Disproportionate rates of breastfeeding among Black families’ stems from historical and generational trauma in breastfeeding, resulting in cultural norms of formula feeding, and a lack of social and peer support. In addition, Black individuals are underrepresented in the field of lactation, have fewer forms of positive imagery and breastfeeding modeling, and Black newborns are nine times more likely to be given formula in hospitals than White newborns. For more information, The Center for African American Health recently published a report on disparities and the state of Black breastfeeding in Colorado 2021.

We can help you and are proud to provide:

  • Technical support and coaching
  • Printed materials (breastfeeding laws, educational materials, work space guidelines, etc.)
  • Staff training (PDIS and continued child care certification training)
  • Limited funding to support lactation spaces (breast pumps, lactation space supplies, etc.)
  • Connections to statewide partners and resources
  • Statewide recognition/certification

For more information about creating breastfeeding friendly spaces please contact Mandy Feeks at, or visit our Breastfeeding Friendly Environments page to lean more about how PHIDH promotes and supports breastfeeding friendly policies and practices within businesses, organizations, and public areas so that they are welcoming to all families that are breastfeeding.

Regional Breastfeeding Partnership

The Public Health Institute at Denver Health is committed to addressing racial inequities in breastfeeding and is a partner agency on the Advancing Breastfeeding in Colorado (ABC) project.
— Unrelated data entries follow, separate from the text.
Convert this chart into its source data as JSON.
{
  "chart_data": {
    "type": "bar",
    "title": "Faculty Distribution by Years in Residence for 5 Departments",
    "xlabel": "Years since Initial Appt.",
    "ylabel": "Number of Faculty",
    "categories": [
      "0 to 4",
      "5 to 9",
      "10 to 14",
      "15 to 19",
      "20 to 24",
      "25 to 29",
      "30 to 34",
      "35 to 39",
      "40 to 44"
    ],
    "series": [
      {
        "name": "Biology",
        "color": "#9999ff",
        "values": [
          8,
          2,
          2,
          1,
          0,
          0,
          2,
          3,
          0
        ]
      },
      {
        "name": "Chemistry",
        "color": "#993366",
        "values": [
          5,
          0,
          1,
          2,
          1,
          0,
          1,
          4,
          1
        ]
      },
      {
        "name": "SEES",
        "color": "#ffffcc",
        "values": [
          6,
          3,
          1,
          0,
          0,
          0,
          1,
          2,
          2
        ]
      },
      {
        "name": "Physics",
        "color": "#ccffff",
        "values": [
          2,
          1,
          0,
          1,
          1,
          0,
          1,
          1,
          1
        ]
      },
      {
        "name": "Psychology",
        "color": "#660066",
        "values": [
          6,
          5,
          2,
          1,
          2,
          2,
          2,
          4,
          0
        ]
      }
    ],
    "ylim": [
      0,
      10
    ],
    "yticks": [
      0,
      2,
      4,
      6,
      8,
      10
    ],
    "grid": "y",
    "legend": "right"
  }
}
ABC is an innovative five-year partnership between Boulder County Public Health, the Public Health Institute at Denver Health, Jefferson County Public Health and Tri-County Health Department (representing Adams, Arapahoe and Douglas counties), in addition to Colorado Health Institute (CHI).

The aim is to collaborate with local and regional partners to create a seamless system of lactation support, expand access to community and culturally relevant lactation professionals, and increase the number of breastfeeding friendly environments by driving policy and systems changes within businesses, public spaces, child care and medical offices.

Funding for this project is through the Cancer, Cardiovascular and Chronic Pulmonary Disease (CCPD) Grants Program at the Colorado Department of Public Health and Environment.

Specialized Co-Enrollment Program and Collaboration With WIC

The Specialized Co-Enrollment Program (Co-Enrollment) is an innovative collaboration between Denver Health (DH), the Public Health Institute at Denver Health, and the Special Supplemental Nutrition Program for Women, Infants, and Children (WIC) with the goals of streamlining WIC education, enrollment, and benefits for DH patients and families. Through the integration of WIC staff into the medical space and including the enrollment process in the medical visit, we save families time and promote important cooperation with the medical team. We aim to increase the percentage of EBNE (eligible but not currently enrolled) in WIC as well as provide ongoing WIC benefits to those enrolled by sharing medical visits. This program focuses on increasing enrollment in WIC among EBNE pregnant women and children ages 0-5 years who receive care at DH.